First of all, this is not a floating point newbie question. I know results of floating point arithmetic (not to mention transcendental functions) usually cannot be represented exactly, and that most terminating decimals cannot be represented exactly as binary floating point numbers.
That said, each possible floating point value corresponds exactly to a diadic rational (a rational number p/q
where q
is a power of 2), which in turn has an exact decimal representation.
My question is: How do you find this exact decimal representation efficiently? sprintf
and similar functions are usually only specified up to a number of significant digits to uniquely determine the original floating point value; they don't necessarily print the exact decimal representation. I know one algorithm I've used, but it's very slow, O(e^2)
where e
is the exponent. Here's an outline:
- Convert the mantissa to a decimal integer. You can either do this by pulling apart the bits to read the mantissa directly, or you can write a messy floating point loop that first multiplies the value by a power of two to put it in the range 1<=x<10, then pulls off a digit at a time by casting to int, subtracting, and multiplying by 10.
- Apply the exponent by repeatedly multiplying or dividing by 2. This is an operation on the string of decimal digits you generated.

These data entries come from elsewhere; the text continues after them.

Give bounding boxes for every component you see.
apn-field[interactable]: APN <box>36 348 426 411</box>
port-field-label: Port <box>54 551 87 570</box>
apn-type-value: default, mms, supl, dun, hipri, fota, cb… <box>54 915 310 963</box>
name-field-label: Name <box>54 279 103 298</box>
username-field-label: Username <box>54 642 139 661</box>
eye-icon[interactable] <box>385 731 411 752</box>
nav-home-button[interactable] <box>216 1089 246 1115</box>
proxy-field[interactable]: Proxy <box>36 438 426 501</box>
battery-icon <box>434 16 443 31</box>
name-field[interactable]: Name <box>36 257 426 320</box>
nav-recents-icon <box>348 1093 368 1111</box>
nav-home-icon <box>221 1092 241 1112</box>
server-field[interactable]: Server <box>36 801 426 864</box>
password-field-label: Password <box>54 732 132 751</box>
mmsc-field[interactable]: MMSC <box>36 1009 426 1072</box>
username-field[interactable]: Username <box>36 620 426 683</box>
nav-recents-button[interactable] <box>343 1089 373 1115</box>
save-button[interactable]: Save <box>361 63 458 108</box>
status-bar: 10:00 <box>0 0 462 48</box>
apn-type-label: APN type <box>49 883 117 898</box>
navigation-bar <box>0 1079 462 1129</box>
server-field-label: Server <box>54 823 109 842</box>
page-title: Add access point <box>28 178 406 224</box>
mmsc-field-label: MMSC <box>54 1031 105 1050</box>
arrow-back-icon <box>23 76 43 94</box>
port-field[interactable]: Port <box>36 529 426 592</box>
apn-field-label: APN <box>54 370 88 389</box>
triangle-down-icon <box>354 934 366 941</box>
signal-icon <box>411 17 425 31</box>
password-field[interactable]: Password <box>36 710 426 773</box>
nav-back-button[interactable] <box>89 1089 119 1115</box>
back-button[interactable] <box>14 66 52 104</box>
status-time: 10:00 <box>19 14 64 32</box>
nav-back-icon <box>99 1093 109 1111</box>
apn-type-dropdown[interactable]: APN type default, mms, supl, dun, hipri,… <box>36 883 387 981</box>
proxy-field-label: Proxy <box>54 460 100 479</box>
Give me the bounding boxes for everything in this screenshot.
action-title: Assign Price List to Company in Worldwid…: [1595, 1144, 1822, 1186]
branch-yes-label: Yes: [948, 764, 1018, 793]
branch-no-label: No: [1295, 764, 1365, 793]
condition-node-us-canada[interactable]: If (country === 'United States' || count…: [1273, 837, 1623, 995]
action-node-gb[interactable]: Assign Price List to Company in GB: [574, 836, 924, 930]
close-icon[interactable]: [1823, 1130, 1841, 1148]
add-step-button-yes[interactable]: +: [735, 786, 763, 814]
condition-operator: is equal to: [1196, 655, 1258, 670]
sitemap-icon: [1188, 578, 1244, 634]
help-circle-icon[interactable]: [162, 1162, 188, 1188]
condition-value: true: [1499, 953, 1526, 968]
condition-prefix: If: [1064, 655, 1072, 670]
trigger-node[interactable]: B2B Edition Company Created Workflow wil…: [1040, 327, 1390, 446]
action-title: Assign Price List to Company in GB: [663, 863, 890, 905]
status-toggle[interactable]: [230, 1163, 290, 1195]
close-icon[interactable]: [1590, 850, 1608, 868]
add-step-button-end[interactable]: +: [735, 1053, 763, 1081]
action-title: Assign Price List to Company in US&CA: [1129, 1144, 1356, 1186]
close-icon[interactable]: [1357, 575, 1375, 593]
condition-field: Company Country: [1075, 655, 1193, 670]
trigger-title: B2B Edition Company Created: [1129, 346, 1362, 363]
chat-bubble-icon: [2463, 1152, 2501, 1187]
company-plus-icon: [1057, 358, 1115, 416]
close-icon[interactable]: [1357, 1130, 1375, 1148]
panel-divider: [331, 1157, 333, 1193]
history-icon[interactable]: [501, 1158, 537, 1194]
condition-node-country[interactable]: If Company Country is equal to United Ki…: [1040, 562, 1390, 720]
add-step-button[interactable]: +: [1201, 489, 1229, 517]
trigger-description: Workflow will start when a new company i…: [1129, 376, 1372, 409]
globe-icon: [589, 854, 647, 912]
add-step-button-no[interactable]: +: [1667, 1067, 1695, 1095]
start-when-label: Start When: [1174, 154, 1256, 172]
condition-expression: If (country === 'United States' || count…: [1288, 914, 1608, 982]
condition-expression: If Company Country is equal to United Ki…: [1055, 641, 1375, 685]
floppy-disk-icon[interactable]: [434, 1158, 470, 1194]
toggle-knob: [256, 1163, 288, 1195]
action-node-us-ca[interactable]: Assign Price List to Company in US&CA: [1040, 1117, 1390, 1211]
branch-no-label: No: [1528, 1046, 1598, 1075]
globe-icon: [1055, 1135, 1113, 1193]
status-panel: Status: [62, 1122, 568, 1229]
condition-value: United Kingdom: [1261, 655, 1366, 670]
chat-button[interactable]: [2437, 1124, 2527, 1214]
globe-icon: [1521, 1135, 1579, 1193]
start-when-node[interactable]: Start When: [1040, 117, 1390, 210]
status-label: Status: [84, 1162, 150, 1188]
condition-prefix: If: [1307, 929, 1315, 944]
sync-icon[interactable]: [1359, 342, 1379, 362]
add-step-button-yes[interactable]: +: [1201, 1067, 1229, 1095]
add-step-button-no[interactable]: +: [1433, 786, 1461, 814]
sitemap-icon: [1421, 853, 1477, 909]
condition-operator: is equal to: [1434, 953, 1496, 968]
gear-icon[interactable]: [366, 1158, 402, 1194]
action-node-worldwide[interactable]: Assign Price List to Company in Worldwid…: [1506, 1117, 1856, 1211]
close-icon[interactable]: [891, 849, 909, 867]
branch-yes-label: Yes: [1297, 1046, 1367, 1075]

Every ~3 multiplications will add an extra digit to the left. Every single dividion will add an extra digit to the right.
Is this really the best possible? I doubt it, but I'm not a floating-point expert and I can't find a way to do the base-10 computations on the floating point representation of the number without running into a possibility of inexact results (multiplying or dividing by anything but a power of 2 is a lossy operation on floating point numbers unless you know you have free bits to work with).